Europe’s solar industry, represented by SolarPower Europe, warned in September last year of bankruptcies over cheap Chinese imports. It had said that despite efforts by the European Commission and member states to support the resurgence of European solar manufacturing, Chinese manufacturers were intentionally undercutting prices, undermining these initiatives.

To address these issues, the Charter has committed to promoting a resilient supply of high-quality, sustainable solar products within Europe.

A core element of the Charter is using non-price criteria in renewable energy auctions and public procurement. This will include resilience, sustainability, responsible business conduct, and innovation considerations.

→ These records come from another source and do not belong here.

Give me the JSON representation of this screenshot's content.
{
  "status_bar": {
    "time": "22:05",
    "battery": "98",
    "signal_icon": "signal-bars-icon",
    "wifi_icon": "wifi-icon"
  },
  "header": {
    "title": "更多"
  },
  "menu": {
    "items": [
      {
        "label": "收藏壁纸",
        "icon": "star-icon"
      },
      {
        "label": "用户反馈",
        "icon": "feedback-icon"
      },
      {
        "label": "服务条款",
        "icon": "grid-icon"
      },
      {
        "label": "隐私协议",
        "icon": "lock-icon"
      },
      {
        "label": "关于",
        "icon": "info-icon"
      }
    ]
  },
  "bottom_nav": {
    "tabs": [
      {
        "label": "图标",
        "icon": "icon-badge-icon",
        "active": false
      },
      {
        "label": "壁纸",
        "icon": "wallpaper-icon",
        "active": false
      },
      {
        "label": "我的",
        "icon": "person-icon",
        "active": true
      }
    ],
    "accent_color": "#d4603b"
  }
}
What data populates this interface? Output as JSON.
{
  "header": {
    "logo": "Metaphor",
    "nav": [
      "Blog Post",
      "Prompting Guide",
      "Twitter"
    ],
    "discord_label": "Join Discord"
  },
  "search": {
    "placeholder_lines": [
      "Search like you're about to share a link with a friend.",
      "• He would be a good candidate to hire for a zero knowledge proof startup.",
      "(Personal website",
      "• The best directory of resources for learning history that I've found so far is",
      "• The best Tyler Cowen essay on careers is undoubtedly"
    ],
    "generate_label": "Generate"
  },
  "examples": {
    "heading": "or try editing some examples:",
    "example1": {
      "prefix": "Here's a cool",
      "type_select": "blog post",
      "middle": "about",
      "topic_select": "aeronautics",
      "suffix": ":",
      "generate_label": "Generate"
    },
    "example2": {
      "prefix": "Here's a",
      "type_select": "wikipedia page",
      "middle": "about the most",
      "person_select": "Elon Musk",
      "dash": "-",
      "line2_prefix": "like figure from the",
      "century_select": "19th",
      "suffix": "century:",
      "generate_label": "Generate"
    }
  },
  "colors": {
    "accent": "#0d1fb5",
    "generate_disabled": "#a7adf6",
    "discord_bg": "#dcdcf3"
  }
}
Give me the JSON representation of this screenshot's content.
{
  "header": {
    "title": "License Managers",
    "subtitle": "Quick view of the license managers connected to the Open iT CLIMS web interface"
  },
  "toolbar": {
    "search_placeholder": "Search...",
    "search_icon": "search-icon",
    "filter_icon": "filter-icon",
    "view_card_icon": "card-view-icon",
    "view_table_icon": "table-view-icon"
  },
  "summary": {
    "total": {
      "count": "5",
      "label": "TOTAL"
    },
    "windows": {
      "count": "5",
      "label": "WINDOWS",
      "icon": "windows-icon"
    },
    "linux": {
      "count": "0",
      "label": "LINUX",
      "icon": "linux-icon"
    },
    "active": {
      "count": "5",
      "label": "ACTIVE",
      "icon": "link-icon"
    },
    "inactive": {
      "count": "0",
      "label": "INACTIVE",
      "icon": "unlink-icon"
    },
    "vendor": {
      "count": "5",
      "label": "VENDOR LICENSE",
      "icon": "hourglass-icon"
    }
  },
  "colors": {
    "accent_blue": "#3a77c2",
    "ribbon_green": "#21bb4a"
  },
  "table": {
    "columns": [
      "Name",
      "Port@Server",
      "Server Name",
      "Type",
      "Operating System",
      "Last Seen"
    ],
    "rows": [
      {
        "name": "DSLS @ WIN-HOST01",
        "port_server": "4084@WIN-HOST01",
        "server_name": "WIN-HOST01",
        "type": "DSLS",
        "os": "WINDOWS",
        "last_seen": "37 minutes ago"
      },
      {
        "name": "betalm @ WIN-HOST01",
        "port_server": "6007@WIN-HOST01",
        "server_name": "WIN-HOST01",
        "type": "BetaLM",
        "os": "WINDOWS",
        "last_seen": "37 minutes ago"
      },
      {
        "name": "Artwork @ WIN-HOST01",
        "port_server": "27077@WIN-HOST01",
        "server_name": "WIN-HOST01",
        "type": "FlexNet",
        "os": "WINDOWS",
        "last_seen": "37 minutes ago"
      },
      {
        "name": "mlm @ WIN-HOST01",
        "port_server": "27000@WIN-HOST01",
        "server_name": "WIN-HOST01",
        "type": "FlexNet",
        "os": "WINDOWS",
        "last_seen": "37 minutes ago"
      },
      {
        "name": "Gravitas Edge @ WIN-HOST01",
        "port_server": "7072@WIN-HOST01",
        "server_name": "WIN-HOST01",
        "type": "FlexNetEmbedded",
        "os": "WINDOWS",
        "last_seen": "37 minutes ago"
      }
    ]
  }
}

The Charter also calls for providing EU funding and state aid support to spur new investments in the solar supply chain, leveraging earlier programs.

The Innovation Fund, for instance, has allocated €400 million (~$425 million) to solar manufacturing projects and made €1.4 billion (~$1.5 billion) available for its 2023 clean tech manufacturing call.

Additionally, the Charter promotes innovative forms of solar energy deployment, such as agri-PV, floating solar, and building-integrated PV. It calls for removing regulatory barriers, adapting or creating public support schemes, and encouraging new business models, like turnkey projects for PV integration in buildings.

The European Commission has also called for facilitating access to EU funding for solar manufacturing through mediums like the State Aid Temporary Crisis and Transition Framework (TCTF) and Important Project of Common European Interest (IPCEI) to drive innovation in the solar value chain.

Earlier this month, the European Commission launched investigations into Chinese solar component manufacturers who may have benefited from state subsidies to win a bid to design, construct, and operate a 110 MW solar photovoltaic park in Romania.

In January this year, Meyer Burger Technology, a Europe-based solar cell and module manufacturer, announced that it has started the process of shutting down its manufacturing facility in Freiberg, Germany. The closure is a part of the company’s plan to cut its losses in Europe and move the manufacturing base to the U.S.